Segundo o diretor do Observatório Evangélico, a variação de apoio se dá por dois pontos principais: fator econômico e politização do grupo.
“Ele está em busca desses votos que faltam para ele garantir posição, mas chegar no nível da última eleição é uma coisa muito difícil porque o Bolsonaro tem uma rejeição muito forte porque a economia vai muito mal e a economia pega no público evangélico. Eles fazem parte do segmento religioso que mais tem pessoas de baixa renda, que mais têm famílias em vulnerabilidade social. Outro impacto é o fato dele estar sempre politizando esse público. Isso faz com que o apoio passe por um desgaste”, disse.
Armadilha
Para Mara Telles, responder à estratégia de “guerra santa” trazendo para si também a questão religiosa poderá ser uma “armadilha” para a campanha de Lula. Nas últimas semanas, o candidato do PT tem criado propagandas e ações específicas para esse grupo. “Isso pode ser uma armadilha perigosíssima para Lula”, considera a presidente da Abrapel.

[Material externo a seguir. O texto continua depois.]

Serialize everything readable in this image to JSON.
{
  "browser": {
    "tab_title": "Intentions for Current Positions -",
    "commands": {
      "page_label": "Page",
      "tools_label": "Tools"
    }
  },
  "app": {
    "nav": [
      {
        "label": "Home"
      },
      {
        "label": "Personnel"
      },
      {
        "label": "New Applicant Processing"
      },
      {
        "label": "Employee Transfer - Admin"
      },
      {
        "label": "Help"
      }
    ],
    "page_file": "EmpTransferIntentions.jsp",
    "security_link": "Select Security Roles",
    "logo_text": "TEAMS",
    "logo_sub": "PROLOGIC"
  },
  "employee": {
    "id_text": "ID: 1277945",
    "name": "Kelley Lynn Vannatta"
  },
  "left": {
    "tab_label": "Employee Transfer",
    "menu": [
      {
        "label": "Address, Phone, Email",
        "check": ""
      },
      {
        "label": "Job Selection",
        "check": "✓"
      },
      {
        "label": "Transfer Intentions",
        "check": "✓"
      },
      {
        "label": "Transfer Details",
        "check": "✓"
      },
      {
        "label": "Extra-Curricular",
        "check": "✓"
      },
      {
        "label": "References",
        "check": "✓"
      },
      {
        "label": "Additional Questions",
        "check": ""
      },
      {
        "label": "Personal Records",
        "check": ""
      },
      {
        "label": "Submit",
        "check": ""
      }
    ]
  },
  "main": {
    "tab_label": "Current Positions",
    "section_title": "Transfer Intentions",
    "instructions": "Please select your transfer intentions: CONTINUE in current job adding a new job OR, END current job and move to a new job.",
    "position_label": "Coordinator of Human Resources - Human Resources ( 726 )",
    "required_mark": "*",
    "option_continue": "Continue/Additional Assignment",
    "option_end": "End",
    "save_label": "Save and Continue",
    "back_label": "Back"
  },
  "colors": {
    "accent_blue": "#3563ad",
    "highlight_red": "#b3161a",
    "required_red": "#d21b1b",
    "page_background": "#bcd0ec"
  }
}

O segmento evangélico na sociedade é grande, e não pode ser desprezado. Cerca de 70 milhões de eleitores. Mas nem todos eles estariam alinhados com a ideia da Teologia do Domínio. Essa vertente de necessidade de ocupação política dos espaços e de redução do caráter laico dos governos é defendida somente por uma minoria. Uma minoria que jamais irá enxergar Lula como um representante legítimo. Assim, ao trazer a questão religiosa para a sua campanha, Lula pode afugentar quem não concorda com isso, ao mesmo tempo em que provavelmente não irá agregar quem concorda.
“É impossível para Lula converter esse grupo”, considera Mara. “Ao trazer isso para a sua campanha, Lula aceita a agenda de Bolsonaro. Cai numa armadilha”, continua. “Lula não deveria cristianizar a política, tentando converter grupos que são inconversíveis”.
Para Mara, Lula deveria centrar-se em temas laicos que também acabam sendo importantes para a população evangélica. Especialmente entre a população mais pobre, como a questão econômica, a fome, a inflação, a sensação de maior prosperidade que havia em seu governo.
“Não se pode dizer que Lula não tenha em seu governo deixado de lado os evangélicos”, observa ela. Inclusive, o partido de seu vice-presidente, José Alencar, o PRB, foi a entrada inicial da Igreja Universal do Reino de Deus na política. “Para Bolsonaro, o debate religioso é uma forma confortável de levar o debate para esse ponto, em vez da discussão de tudo o que ele destruiu em seu governo”, diz a cientista política. “Está aí a armadilha”.